Caitlin erhob sich nicht, um Shannon zu begrüßen, sondern winkte sie zu sich heran. Ihr Gesicht, trotz ihrer vierundsiebzig Jahre noch erstaunlich glatt, war wie aus Stein gemeißelt. Nur die zusammengepressten Lippen und der matte Blick ihrer Augen verrieten die Trauer über den Tod ihres ältesten Sohnes an diesem Morgen.
»Sie wollten mich sprechen, Ma'am?« Shannon blieb vor dem Schreibtisch stehen.

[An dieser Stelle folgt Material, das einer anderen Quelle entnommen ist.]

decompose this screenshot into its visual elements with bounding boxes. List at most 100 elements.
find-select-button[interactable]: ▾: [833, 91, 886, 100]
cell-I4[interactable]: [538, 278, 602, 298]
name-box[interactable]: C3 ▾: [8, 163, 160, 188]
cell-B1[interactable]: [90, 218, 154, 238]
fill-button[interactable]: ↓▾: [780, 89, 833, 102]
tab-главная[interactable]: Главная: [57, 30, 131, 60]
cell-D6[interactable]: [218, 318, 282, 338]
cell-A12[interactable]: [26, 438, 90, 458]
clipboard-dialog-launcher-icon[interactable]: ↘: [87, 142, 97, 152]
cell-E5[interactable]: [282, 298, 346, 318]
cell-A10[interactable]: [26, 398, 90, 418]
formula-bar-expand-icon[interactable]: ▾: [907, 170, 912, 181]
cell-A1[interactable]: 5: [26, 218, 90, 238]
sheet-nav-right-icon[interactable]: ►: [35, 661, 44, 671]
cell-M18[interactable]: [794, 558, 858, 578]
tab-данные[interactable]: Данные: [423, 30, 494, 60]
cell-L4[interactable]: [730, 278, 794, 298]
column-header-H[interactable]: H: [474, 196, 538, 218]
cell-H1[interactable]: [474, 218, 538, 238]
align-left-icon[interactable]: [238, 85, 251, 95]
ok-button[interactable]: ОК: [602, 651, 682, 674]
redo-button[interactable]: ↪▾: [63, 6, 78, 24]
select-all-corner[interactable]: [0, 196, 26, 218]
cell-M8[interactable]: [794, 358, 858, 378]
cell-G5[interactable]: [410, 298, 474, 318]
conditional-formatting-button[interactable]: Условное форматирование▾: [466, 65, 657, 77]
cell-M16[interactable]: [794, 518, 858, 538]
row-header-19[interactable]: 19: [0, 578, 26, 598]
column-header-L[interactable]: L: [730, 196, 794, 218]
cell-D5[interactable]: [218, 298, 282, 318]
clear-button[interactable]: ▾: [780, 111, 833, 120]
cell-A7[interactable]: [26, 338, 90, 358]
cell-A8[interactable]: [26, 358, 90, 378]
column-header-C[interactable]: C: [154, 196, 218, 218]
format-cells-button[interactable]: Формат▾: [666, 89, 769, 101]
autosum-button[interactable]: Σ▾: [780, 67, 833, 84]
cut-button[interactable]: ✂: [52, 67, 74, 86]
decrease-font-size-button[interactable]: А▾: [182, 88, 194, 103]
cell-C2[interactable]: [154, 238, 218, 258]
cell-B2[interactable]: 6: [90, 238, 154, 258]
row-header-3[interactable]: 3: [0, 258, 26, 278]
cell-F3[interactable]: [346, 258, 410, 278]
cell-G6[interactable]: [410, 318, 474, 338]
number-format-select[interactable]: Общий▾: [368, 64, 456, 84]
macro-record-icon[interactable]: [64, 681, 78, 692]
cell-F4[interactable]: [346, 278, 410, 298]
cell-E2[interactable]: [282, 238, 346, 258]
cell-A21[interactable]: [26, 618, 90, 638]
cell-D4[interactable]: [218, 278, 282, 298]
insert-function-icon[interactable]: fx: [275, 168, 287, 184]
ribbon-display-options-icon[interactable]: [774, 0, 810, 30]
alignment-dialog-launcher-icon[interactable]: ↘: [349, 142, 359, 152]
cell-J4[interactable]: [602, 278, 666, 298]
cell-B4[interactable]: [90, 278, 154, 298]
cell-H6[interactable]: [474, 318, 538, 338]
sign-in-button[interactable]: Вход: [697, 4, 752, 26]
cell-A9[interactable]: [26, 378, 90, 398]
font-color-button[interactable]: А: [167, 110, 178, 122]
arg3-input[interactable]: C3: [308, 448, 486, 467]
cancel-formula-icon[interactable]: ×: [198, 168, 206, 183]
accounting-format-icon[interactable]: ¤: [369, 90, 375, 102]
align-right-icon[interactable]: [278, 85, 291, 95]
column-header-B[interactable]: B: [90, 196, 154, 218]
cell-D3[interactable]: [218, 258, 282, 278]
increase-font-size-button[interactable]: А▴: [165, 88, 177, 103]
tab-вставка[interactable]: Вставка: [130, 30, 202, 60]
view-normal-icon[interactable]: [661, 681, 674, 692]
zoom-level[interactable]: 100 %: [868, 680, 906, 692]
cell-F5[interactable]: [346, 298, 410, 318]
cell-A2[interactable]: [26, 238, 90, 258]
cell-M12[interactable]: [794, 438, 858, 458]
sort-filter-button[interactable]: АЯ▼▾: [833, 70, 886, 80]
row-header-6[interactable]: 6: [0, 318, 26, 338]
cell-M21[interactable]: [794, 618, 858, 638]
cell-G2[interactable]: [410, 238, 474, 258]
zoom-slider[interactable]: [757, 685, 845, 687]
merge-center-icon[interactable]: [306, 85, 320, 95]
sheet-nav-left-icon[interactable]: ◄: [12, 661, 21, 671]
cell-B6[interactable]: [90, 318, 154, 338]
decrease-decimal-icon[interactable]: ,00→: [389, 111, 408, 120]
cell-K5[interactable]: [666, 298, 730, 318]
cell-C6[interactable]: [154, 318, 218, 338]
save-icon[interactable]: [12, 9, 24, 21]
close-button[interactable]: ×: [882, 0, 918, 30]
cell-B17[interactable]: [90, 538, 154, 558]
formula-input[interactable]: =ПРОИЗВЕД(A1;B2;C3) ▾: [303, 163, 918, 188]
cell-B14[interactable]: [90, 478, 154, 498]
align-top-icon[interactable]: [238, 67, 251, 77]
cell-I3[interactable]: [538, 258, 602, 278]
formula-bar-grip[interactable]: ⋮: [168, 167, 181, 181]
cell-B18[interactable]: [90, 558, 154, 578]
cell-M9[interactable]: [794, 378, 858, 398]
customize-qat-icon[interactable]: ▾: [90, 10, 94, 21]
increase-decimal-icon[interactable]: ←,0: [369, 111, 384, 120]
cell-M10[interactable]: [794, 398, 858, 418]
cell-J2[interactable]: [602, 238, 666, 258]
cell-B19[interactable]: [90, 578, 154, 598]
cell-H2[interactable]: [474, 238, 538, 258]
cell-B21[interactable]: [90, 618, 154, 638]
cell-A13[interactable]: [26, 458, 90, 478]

Caitlin deutete auf einen Stuhl. »Setz dich.«
Shannon schlug die Beine übereinander.
Ihre Großmutter runzelte unwillig die Stirn. »Dein Vater ist tot. Mit Sean habe ich heute den zweiten Sohn nach Kevin verloren. Nur Reämon ist mir geblieben.«
Die beiden Frauen schwiegen einen Augenblick, aber auch das stille Gedenken an den verstorbenen Sohn und Vater brachte sie einander nicht näher. Caitlin sah schließlich wieder auf. »Du hast dich verändert, Shannon. Nicht nur äußerlich ... deine Haare, dein Stil, dich zu kleiden, deine Haltung. Du bist reifer ... abgeklärter ... selbstbewusster.«
Wortlos zog Shannon ein Etui hervor, steckte eine Zigarette in den schwarzen Fume-Cigarette, den sie in Paris gekauft hatte, und riss ein Streichholz an. Sie nahm den ersten Zug.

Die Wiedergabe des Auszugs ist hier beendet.